Bola.com, Jakarta - Lionel Messi kembali menjadi sorotan dalam perburuan Ballon d'Or 2026 setelah tampil impresif bersama Timnas Argentina di Piala Dunia 2026.
Pada usia 39 tahun, Messi kembali menunjukkan kualitasnya di panggung terbesar sepak bola dunia.
Dua assist yang ia sumbangkan saat Argentina menyingkirkan Inggris pada semifinal mengantar La Albiceleste melaju ke partai final.
Sepanjang turnamen, Messi juga mencatatkan rekor sebagai pencetak gol terbanyak sepanjang sejarah Piala Dunia. Selain itu, ia kini memimpin persaingan perebutan Golden Boot.
Kendati beberapa musim terakhir bermain di Major League Soccer (MLS), kompetisi yang kerap dipandang berada di bawah level liga-liga elite Eropa, Messi kembali membuktikan kemampuannya tampil maksimal di level tertinggi.
Penampilannya di Piala Dunia 2026 juga meredam keraguan mengenai kemampuannya bersaing di level elite.
Peluang Masih Terbuka
Kini, muncul pertanyaan apakah performa gemilang tersebut cukup untuk membawanya kembali bersaing memperebutkan Ballon d'Or.
Peluang Messi memang masih terbuka, tetapi persaingan menuju Ballon d'Or tahun ini dipastikan tidak mudah.
Sejumlah kandidat lain lebih dulu menikmati musim klub yang luar biasa dengan torehan statistik mengesankan serta raihan gelar domestik maupun Eropa.

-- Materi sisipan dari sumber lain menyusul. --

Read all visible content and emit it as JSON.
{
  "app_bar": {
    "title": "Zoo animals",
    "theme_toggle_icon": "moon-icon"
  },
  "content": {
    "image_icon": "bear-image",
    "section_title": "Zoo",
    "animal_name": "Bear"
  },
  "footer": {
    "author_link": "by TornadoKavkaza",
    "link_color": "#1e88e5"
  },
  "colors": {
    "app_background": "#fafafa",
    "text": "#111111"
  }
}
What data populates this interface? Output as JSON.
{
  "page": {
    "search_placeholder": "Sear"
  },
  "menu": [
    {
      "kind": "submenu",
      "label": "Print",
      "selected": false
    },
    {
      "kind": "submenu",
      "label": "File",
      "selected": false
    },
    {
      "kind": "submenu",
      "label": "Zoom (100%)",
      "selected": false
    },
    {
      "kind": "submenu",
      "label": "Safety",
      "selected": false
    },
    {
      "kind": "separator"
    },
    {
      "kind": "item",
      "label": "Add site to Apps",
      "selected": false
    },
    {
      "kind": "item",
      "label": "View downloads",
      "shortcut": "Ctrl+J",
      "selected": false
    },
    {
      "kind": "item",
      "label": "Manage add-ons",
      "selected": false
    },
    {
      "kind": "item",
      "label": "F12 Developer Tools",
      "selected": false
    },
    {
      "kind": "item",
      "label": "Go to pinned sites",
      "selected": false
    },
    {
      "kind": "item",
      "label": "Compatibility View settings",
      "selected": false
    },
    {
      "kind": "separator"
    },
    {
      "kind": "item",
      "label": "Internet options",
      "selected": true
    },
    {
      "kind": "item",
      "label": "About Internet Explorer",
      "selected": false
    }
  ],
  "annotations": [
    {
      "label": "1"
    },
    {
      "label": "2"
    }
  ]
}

Itulah mengapa, gelar juara Piala Dunia 2026 bersama Argentina kemungkinan menjadi syarat penting apabila Messi ingin memiliki peluang realistis meraih Ballon d'Or kesembilan dalam kariernya.
Kane dan Olise
Harry Kane menjadi satu di antara kandidat terkuat meski Inggris tersingkir oleh Argentina di semifinal Piala Dunia 2026.
Penyerang Bayern Munchen itu menorehkan 61 gol di semua ajang sepanjang musim, jumlah tertinggi yang dicatatkan seorang pemain sejak masa keemasan Messi dan Cristiano Ronaldo.
Kane juga menjadi motor keberhasilan Bayern meraih dua gelar domestik sekaligus merebut Sepatu Emas Eropa untuk kedua kalinya. Ia menutup musim dengan mencetak hattrick pada final DFB Pokal.
Michael Olise juga masuk persaingan setelah tampil luar biasa pada paruh kedua musim. Pemain asal Prancis itu berperan besar membawa Bayern melaju hingga semifinal Liga Champions, termasuk lewat penampilan impresif saat menghadapi Real Madrid.
Olise turut membantu Bayern menjuarai Bundesliga. Sepanjang musim 2025/2026, ia mengoleksi 22 gol dan 31 assist dalam 52 pertandingan, catatan yang melampaui rekan setimnya di Timnas Prancis, Kylian Mbappe.
Pesaing Lain
Sementara itu, pemegang Ballon d'Or saat ini, Ousmane Dembele, sempat menjalani paruh pertama musim yang terganggu cedera dan kurang meyakinkan. Namun, performanya meningkat drastis pada paruh kedua kompetisi.
Dembele mencetak sejumlah gol penting pada fase gugur Liga Champions, termasuk melalui eksekusi penalti pada laga final. Ia juga tampil cukup baik di Piala Dunia 2026.
Meski begitu, langkah Prancis yang terhenti di semifinal diperkirakan mengakhiri peluangnya mempertahankan gelar Ballon d'Or.